The driver who was with Danilo when he was killed told the family that before he was shot, he smiled back at the two men on motorcycle following them.
After the first shots and Danilo was running toward the Fatima Church to ask for help, he shouted back at his killer: “Unsa man ni, Bay (What is this, Bay)?”
The fact that he smiled, and that he called his assailant “Bay,” a Cebuano term of endearment for a friend, only showed that he knew his killer,” a relative pointed out.
Pitao reached only as far as the door before bullets felled him.
Military and police as suspects
That the public inquiry conducted by the Commission on Human Rights barely a month after Rebelyn’s murder failed to yield results is another cause for dismay.
Of the 13 suspects summoned by the CHR to testify, only nine appeared on April 1, 2009, the first salvo of the high-profile inquiry on the Rebelyn case.
This prompted then CHR Chair Leila De Lima to issue a strongly worded order requiring the summoned absentees to show cause for their failure to appear in the investigation.
In the following hearing in June that year, only one of the 13 suspects appeared. Rebelyn’s mother, Evangeline Pitao, expressed disappointment that not one of the suspects appeared for the third and last hearing.
Among the Military Intelligence Bureau personnel (MIBs) who testified in a CHR inquiry, Helvin Bitang, one of the first four people that Parago charged with the abduction and killing of his daughter, had admitted having known in Panabo town a certain Danilo Santiago, a neighbor he described as his “best friend” and an “asset.”
When De Lima asked him how he defines an asset, he replied that an asset is a friend who gives information about what was happening in his area of responsibility.
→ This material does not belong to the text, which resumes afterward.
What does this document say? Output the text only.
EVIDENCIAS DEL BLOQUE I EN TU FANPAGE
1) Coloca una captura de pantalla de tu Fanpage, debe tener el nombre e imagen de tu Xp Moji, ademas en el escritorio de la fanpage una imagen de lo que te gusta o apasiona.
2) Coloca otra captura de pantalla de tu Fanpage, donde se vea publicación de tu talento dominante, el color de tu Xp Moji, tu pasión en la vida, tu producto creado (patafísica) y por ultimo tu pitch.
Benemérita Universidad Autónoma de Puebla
When he was asked where Danilo Santiago was then, he said, “Patay na (he is already dead).
“Who killed him?” asked De Lima.
Bitang said he did not know.
“How is Danilo Pitao related to Danilo Santiago?”
“They’re brothers.”
“How can they be brothers, they have different names?”
Bitang did not reply.
Bitang and a certain Orly Pedregosa identified themselves as the MIBs in the Panabo and Paquibato areas where Parago operates.
Ritchell noted that the white van used by the men who took Rebelyn had been frequently seen in a police station in Panabo, oftentimes when there are “special operations” to carry out.
Another family forced to flee
When Rebelyn was killed in March, Ritchell’s family was already in hiding. He was the last to flee.
He was still staying in the area when he noticed suspicious strangers follow him on three occasions, all when he came home late at night or early dawn.
“We decided to leave the house, had it rented out, and we could no longer go wherever we want to go without thinking of our safety,” he said.
“We no longer have peace in our family,” he added. “We were torn apart, went our separate ways.”
Ritchell said he also saw a poster of Ryan, Rebelyn’s elder brother, on the military’s “Wanted” list. Ryan had decided to join his father after the threats he received.
“It almost felt like the military itself had recruited him to join the rebel side.”
(Germelina A. Lacorte/MindaNews and VERA Files. This story is part of the VERA Files project “Human Rights Case Watch” supported by The Asia Foundation and the United States Agency for International Development.)